Tran Trung N, Zeiger Robert S, Peters Stephen P, Colice Gene, Newbold Paul, Goldman Mitchell, Chipps Bradley E
Global Medicine Development, AstraZeneca, Gaithersburg, Maryland.
Kaiser Permanente Southern California, San Diego, California.
Ann Allergy Asthma Immunol. 2016 Jan;116(1):37-42. doi: 10.1016/j.anai.2015.10.027.
Atopic, eosinophilic, and TH2-high asthma phenotypes may overlap, but the extent is unknown. Understanding the overlap across these phenotypes may be useful in guiding asthma patient care.
To examine the frequency and overlap of atopic, eosinophilic, and TH2-high asthma phenotypes.

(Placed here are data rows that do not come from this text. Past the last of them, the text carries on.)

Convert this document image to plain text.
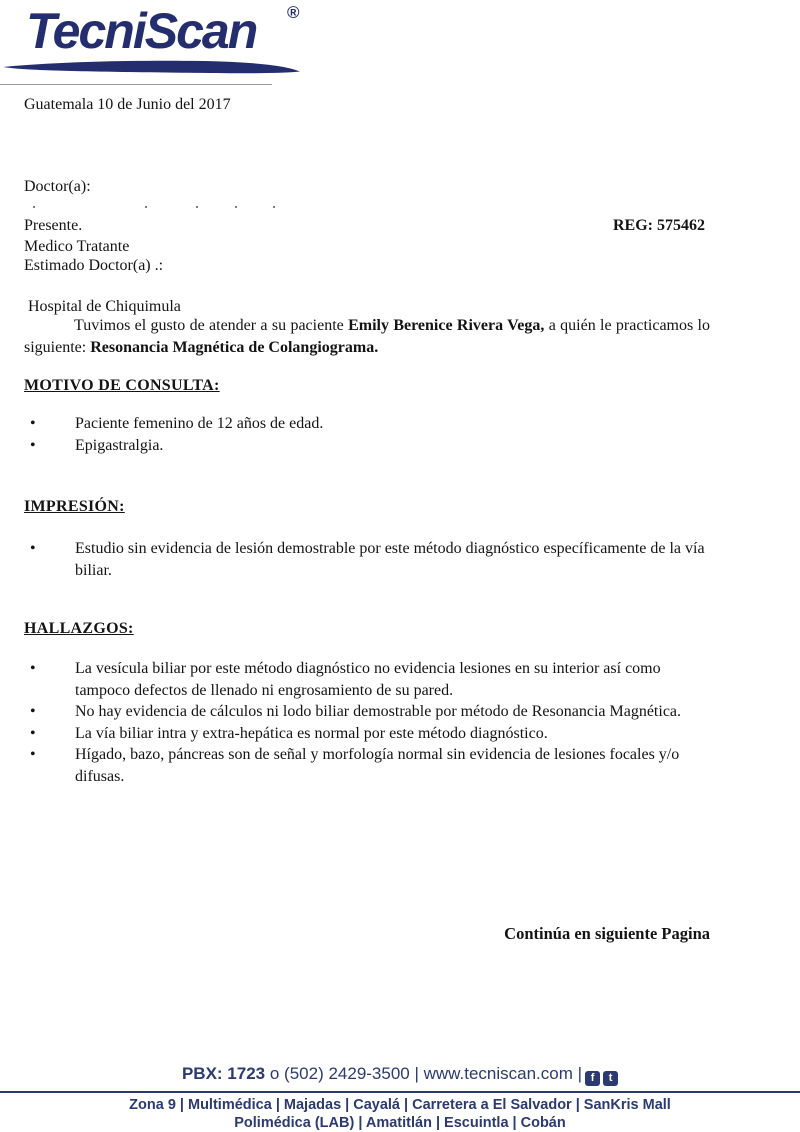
TecniScan ®
Guatemala 10 de Junio del 2017

Doctor(a):

Medico Tratante

Hospital de Chiquimula

Presente.	REG: 575462
Estimado Doctor(a) .:

Tuvimos el gusto de atender a su paciente Emily Berenice Rivera Vega, a quién le practicamos lo siguiente: Resonancia Magnética de Colangiograma.

MOTIVO DE CONSULTA:
• Paciente femenino de 12 años de edad.
• Epigastralgia.
IMPRESIÓN:
• Estudio sin evidencia de lesión demostrable por este método diagnóstico específicamente de la vía biliar.
HALLAZGOS:
• La vesícula biliar por este método diagnóstico no evidencia lesiones en su interior así como tampoco defectos de llenado ni engrosamiento de su pared.
• No hay evidencia de cálculos ni lodo biliar demostrable por método de Resonancia Magnética.
• La vía biliar intra y extra-hepática es normal por este método diagnóstico.
• Hígado, bazo, páncreas son de señal y morfología normal sin evidencia de lesiones focales y/o difusas.
Continúa en siguiente Pagina
PBX: 1723 o (502) 2429-3500 | www.tecniscan.com | f t
Zona 9 | Multimédica | Majadas | Cayalá | Carretera a El Salvador | SanKris Mall
Polimédica (LAB) | Amatitlán | Escuintla | Cobán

We analyzed 2005 to 2006 data from the National Health and Nutrition Examination Survey. Patients with asthma were identified based on the participant self-report. Eosinophilic asthma was defined as a blood eosinophil cutoff point of ≥150, 300, or 400/μL. Atopic asthma was defined as having an allergen-specific IgE level of ≥0.35 IU/mL for any of the 9 perennial allergens tested. TH2-high asthma was defined as a total serum IgE of ≥100 IU/mL and a blood eosinophil count of ≥140/μL.
The study included 269 children and 310 adults. Depending on the eosinophil cutoff used, 31% to 78% of children and 21% to 69% of adults with asthma were classified as having eosinophilic asthma. In addition, 63% of children and 61% of adults were classified as having atopic disease and 48% of children and 37% of adults as having TH2-high asthma. At a higher eosinophil cutoff point, a greater proportion of eosinophilic asthma can be classified as atopic or TH2 high, but a lower proportion of atopic or TH2-high asthma can be classified as eosinophilic. Approximately 70% or more of children and adults with asthma were 1 of these 3 phenotypes.
A considerable overlap among eosinophilic, atopic, and TH2-high asthma phenotypes exists in a general asthma population.
特应性、嗜酸性粒细胞性和TH2高表达哮喘表型可能存在重叠,但重叠程度尚不清楚。了解这些表型之间的重叠情况可能有助于指导哮喘患者的护理。
研究特应性、嗜酸性粒细胞性和TH2高表达哮喘表型的频率及重叠情况。
我们分析了2005年至2006年美国国家健康与营养检查调查的数据。根据参与者的自我报告确定哮喘患者。嗜酸性粒细胞性哮喘定义为血液嗜酸性粒细胞计数临界值≥150、300或400/μL。特应性哮喘定义为对于所检测的9种常年性变应原中的任何一种,变应原特异性IgE水平≥0.35 IU/mL。TH2高表达哮喘定义为总血清IgE≥100 IU/mL且血液嗜酸性粒细胞计数≥140/μL。
该研究纳入了269名儿童和310名成人。根据所使用的嗜酸性粒细胞临界值,31%至78%的哮喘儿童和21%至69%的哮喘成人被归类为嗜酸性粒细胞性哮喘。此外,63%的儿童和61%的成人被归类为患有特应性疾病,48%的儿童和37%的成人被归类为患有TH2高表达哮喘。在较高的嗜酸性粒细胞临界值时,更大比例的嗜酸性粒细胞性哮喘可被归类为特应性或TH2高表达,但较低比例的特应性或TH2高表达哮喘可被归类为嗜酸性粒细胞性。大约70%或更多的哮喘儿童和成人属于这三种表型中的一种。
在一般哮喘人群中,嗜酸性粒细胞性、特应性和TH2高表达哮喘表型之间存在相当程度的重叠。